Wudhu sebelum tidur juga dalam dunia medis memiliki manfaat yang besar. Dilansir dari Republika.co.id, dr Musthafa Syahatah, peneliti Universitas Alexsandri yang menjabat sebagai Dekan Fakultas THT mengungkapkan bahwa orang yang berwudhu sebelum tidur lebih sedikit jumlah kumannya disbanding orang yang tidak berwudhu.

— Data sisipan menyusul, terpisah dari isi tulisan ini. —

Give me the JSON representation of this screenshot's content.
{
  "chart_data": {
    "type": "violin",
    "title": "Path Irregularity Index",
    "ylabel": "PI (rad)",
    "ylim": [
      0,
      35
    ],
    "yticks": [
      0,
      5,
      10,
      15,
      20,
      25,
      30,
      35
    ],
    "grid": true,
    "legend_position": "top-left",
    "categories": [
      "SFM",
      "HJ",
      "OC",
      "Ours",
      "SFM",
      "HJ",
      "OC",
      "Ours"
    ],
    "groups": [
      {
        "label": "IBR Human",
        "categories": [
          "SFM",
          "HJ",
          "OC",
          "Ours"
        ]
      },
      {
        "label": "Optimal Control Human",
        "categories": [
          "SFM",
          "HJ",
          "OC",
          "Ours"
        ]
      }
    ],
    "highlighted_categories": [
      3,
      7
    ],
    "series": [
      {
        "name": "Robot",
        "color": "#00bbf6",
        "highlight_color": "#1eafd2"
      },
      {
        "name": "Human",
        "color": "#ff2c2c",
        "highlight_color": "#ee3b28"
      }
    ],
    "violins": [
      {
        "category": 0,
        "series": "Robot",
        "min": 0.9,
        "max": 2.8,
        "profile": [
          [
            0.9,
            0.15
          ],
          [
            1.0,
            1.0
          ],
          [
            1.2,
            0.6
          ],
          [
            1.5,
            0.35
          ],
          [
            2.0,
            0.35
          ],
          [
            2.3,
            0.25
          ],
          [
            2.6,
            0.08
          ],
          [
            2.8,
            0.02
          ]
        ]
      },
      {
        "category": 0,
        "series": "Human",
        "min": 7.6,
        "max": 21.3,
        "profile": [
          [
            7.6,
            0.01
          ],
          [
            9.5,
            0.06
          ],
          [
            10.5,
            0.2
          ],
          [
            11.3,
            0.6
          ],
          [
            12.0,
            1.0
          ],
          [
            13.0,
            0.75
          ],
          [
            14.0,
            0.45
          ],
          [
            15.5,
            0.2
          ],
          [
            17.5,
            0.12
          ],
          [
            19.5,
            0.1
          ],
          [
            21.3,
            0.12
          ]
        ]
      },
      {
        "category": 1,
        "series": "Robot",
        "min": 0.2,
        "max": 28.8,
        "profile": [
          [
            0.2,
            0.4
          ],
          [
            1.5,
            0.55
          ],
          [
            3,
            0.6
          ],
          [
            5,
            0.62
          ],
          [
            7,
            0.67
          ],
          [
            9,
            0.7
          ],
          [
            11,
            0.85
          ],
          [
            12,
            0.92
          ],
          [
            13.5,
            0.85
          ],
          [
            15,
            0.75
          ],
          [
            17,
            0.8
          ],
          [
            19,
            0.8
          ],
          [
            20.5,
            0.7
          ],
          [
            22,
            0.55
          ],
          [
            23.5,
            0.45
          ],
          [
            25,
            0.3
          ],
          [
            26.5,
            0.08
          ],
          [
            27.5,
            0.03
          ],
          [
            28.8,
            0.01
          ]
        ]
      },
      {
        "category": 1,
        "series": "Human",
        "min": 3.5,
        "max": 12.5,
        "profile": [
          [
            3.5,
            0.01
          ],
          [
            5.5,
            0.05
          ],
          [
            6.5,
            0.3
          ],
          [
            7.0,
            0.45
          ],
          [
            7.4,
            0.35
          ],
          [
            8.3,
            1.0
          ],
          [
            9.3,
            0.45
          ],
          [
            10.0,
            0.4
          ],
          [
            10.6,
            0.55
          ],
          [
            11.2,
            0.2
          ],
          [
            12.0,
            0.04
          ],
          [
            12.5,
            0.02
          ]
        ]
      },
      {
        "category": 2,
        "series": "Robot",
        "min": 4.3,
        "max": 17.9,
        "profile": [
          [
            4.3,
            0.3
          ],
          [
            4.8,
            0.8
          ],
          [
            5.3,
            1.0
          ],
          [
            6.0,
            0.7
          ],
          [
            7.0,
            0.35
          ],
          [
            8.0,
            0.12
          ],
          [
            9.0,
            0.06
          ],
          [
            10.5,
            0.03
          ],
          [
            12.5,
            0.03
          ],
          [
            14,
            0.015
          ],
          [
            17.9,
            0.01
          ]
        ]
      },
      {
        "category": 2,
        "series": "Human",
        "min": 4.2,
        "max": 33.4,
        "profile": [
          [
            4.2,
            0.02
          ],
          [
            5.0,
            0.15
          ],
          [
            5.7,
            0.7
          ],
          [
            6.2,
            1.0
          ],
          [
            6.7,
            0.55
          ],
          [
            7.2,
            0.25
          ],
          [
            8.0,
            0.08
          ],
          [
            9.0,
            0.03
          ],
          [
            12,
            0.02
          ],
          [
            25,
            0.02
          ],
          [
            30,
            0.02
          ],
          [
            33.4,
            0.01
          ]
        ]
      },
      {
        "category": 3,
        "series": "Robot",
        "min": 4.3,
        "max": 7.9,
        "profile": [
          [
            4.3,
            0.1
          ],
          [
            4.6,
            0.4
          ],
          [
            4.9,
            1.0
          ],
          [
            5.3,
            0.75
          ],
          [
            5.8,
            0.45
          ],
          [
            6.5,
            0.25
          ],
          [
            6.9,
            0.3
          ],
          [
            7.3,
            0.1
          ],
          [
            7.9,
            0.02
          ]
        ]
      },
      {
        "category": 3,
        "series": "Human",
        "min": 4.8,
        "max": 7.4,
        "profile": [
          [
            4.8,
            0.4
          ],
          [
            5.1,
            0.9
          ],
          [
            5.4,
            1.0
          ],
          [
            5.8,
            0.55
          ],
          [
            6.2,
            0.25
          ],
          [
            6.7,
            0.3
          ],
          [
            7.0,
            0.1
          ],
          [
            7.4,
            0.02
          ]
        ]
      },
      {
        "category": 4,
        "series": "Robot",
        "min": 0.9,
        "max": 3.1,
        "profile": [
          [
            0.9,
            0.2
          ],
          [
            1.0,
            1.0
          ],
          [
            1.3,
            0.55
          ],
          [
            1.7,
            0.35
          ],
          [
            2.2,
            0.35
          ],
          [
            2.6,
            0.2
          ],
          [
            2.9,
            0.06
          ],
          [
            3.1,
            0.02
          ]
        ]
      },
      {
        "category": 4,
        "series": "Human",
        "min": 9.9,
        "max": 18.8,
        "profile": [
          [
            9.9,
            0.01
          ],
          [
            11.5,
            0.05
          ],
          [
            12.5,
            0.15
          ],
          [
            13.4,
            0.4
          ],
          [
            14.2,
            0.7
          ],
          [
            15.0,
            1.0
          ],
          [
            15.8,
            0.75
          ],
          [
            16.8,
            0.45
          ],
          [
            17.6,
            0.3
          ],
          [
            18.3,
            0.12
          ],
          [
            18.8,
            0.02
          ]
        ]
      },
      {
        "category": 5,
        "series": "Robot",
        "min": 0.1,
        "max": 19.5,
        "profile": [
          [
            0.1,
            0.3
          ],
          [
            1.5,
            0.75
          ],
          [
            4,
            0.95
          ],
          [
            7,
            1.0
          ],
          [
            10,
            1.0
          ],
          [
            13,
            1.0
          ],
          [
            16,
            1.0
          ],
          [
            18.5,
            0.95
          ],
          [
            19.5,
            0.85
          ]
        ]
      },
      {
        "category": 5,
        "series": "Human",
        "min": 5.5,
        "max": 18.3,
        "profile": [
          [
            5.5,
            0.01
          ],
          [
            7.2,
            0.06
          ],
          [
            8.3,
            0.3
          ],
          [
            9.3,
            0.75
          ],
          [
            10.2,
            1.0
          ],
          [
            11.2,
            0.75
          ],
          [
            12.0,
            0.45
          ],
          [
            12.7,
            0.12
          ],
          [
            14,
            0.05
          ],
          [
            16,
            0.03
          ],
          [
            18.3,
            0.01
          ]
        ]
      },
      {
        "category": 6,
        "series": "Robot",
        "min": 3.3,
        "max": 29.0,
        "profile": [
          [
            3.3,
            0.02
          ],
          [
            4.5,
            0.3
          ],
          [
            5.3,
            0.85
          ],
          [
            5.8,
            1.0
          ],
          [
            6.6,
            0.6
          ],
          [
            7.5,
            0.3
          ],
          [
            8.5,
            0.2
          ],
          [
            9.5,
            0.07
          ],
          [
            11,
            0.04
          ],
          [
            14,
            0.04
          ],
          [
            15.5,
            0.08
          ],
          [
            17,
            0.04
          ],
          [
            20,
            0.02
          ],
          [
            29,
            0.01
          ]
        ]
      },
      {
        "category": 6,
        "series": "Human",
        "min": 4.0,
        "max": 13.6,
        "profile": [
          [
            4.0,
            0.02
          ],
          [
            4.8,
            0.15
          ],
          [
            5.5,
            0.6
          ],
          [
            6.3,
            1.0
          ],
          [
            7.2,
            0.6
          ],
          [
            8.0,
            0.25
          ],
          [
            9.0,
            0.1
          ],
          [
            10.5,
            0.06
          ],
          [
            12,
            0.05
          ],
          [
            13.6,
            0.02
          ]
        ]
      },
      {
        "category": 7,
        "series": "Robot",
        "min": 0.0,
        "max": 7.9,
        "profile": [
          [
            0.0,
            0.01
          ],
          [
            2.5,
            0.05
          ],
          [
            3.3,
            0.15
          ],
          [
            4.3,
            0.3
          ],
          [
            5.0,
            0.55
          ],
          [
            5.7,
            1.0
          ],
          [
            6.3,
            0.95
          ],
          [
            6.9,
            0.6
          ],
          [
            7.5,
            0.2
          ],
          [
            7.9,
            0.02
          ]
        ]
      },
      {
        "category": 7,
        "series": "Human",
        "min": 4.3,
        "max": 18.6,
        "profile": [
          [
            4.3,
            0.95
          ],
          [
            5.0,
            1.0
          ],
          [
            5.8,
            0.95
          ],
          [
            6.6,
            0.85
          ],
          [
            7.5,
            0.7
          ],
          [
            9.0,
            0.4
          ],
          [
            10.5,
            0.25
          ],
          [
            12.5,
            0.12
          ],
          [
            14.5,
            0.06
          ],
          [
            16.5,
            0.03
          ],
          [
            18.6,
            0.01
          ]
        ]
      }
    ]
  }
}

Selain itu, dalam Kitab Al-'Uhud Al-Muhammadiyah, Imam Asy-Sya’rani menjelaskan bahwa tidur dalam keadaan suci memiliki hikmah yang luar biasa besar, diantaranya ialah memiliki kesempatan untuk beribadah layaknya seperti malaikat, artinya tidak terikat dengan jasad.

قال الإمام الشعراني في حكمة النوم على طهارة:

إن فيها زيادة الوقوف في حضرة الله تعالى في عالم الغيب، فإن الروح إذا فارقت الجسد بالنوم و هي على طهارة أذن لها في السجود بين يدي الله حتى يستيقظ، و إذا فارقت الجسد محدثة وقفت بعيدة عن الحضرة، ففاتها العبادة الروحية المجردة عن الجسد كالملائكة، فافهم فهذا من سر النوم على طهارة.

كتاب العهود المحمدية ج ١  ص ٢٠٢

“Hikmah dibalik tidur dalam keadaan bersuci, ada nilai plus bagi jiwa untuk berada dalam golongan mereka yang beribadah di alam ghaib. Karena Ruh jika terpisah dari jasad dalam keadaan bersih dari hadas, ia akan diizinkan untuk bersujud di sisi Allah hingga ia terbangun, tapi jika ia memiliki hadas, ia akan terpisah jauh dari tempat suci tersebut, ia juga akan kehilangan kesempatan untuk beribadah layaknya seperti malaikat; tanpa terikat dengan jasad.”